Case (b): When the charging battery is connected in the circuit: Let the charging battery is continue the supply of charge. When the dielectric is introduced then potential decreases by \(\frac{1}{\mathrm{~K}}\) times and charge on the plates increases until the potential difference attains the original value = V’
New charge on the plates Q’ = KQ
Hence new capacity C’ = \(\frac{Q^{\prime}}{V}=\frac{K Q}{V}\) = K.C.
Energy stored in the capacitor U’ = \(\frac{1}{2}\)Q’V = \(\frac{1}{2}\)(KQ) V – KU
U’ = KU
∴ Energy stored in the capacitor increases by ‘K’ times.

Question 14.
Derive the balancing condition of a Wheatstone bridge ?
Answer:
1) Kirchhoff’s first law (Junction rule or KCL) : The algebraic sum of the currents at any junction is zero. ∴ ΣI = 0
(or)
The sum of the currents flowing towards a junction is equal to the sum of currents away from the junction.
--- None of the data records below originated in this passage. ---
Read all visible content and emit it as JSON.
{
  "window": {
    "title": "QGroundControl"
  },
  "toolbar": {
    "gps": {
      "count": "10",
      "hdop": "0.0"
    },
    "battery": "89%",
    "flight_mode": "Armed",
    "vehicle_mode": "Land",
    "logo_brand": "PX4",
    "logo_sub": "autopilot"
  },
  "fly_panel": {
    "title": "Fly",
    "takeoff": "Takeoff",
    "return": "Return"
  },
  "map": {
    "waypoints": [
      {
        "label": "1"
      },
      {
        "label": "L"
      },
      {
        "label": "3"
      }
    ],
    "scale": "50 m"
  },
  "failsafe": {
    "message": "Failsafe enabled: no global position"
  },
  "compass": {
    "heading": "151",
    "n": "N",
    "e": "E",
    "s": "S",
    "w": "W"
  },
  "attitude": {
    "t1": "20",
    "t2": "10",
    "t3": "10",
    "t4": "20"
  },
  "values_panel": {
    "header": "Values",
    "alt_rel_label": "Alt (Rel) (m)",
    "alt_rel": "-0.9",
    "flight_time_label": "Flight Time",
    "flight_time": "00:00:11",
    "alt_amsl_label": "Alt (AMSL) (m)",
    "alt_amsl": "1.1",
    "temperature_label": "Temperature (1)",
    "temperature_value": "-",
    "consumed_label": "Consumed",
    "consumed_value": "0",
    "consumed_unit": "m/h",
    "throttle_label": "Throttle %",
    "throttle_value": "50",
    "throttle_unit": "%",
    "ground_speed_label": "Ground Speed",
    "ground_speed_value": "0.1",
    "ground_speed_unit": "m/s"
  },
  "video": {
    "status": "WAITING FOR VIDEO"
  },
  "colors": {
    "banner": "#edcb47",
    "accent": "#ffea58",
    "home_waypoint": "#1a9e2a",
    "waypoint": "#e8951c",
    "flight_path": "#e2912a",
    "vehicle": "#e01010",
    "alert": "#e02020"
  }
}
2) Kirchhoffs second law (Loop rule or KVL) : the algebraic sum of potential around any closed loop is zero.
∴ Σ(IR) + ΣE = 0
Wheatstone bridge: Wheatstone’s bridge circuit consists of four resistances R₁, R₂, R₃ and R₄ are connected to form a closed path. A cell of emf e is connected between the point A and C and a galvanometer is connected between the points B and D as shown in fig. The current through the various branches are indicated in the figure. The current through the galvanometer is I_g and the resistance of the galvanometer is G.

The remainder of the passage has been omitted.